U.S. District Judge Robert L. Miller, Jr. of the U.S. District Court for the Northern District of Illinois disagreed with the plaintiffs’ assertion they are excused from exhausting their administrative remedies under six employee benefit plan documents because they were denied meaningful access to administrate review, and it would have been futile to bring their claims before FedEx or FedEx’s designee when FedEx has consistently taken the position that the plaintiffs aren’t entitled to any plan.
Miller said the lack of meaningful access exception is available when a defendant denies the plaintiff’s claim for benefits, and either the defendant refuses access to available appeal procedures or the plaintiff is unaware of any available review procedures. The drivers contend FedEx denied them meaningful access to administrative review because it didn’t comply with ERISA notice statutes: They weren’t provided plan documents and FedEx didn’t notify them that they had the right to challenge their designation as independent contractors through an internal appeals process.
However, the court pointed out that procedural and notification requirements aren’t triggered until the plan administrator denies a claim, and the drivers never made a claim.
The drivers argued there is little point in requiring administrative review since FedEx has aggressively and consistently defended its independent contractor business model, so any claim by a plaintiff for benefits under any of the plans would be rejected. However, Miller said: “Merely showing that FedEx is predisposed to deny the plaintiffs’ claims and has consistently taken that position in this lawsuit isn’t sufficient to show by certainty that the claims would be denied.”

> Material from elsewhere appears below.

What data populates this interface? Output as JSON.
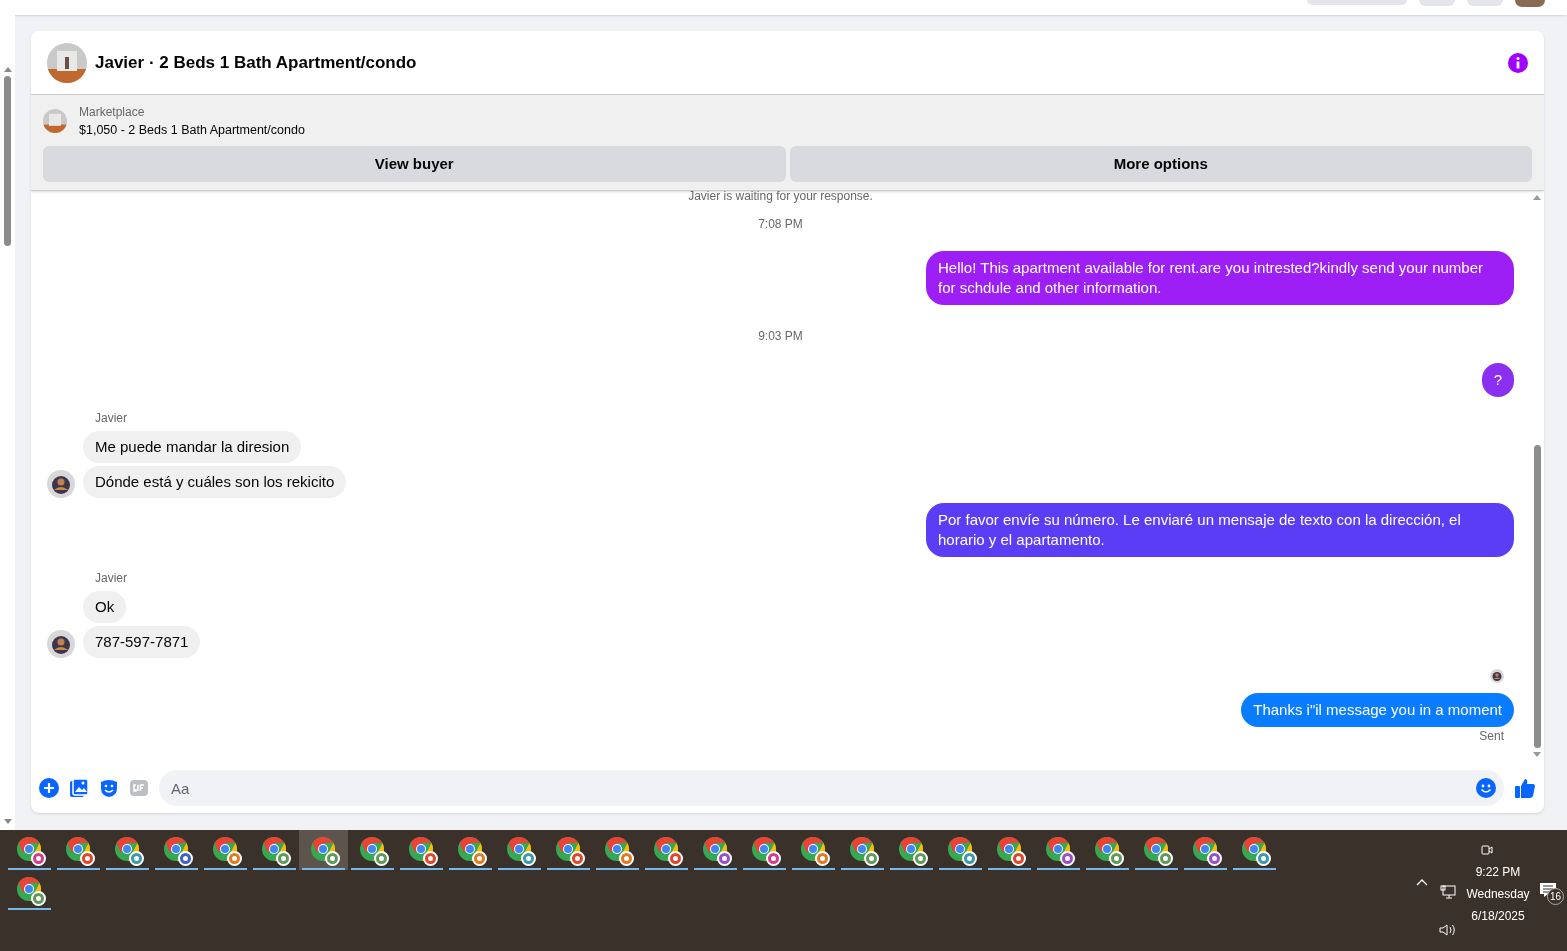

In 2007, Miller granted class action status to a string of lawsuits claiming that the control the company exercises over its drivers makes them employees who are eligible for benefits, not simply contract workers (see Judge Grants Class Action Status to FedEx Ground Drivers). The drivers brought their actions against FedEx pursuant to ERISA’s denial of benefit provision, 29 U.S.C. § 1132(a)(1)(B) (ERISA § 502(a)(1)(B)), claiming FedEx violated ERISA by misclassifying them as independent contractors instead of employees and wrongfully denied them the right to participate in six different employee benefit plans.
In December of that year, FedEx announced that the Internal Revenue Service tentatively concluded that the drivers were misclassified as independent contractors (see IRS Says FedEx Misclassified Workers).The case is In re FedEx Ground Package System Inc. Employment Practices Litigation, 3:05-md-00527.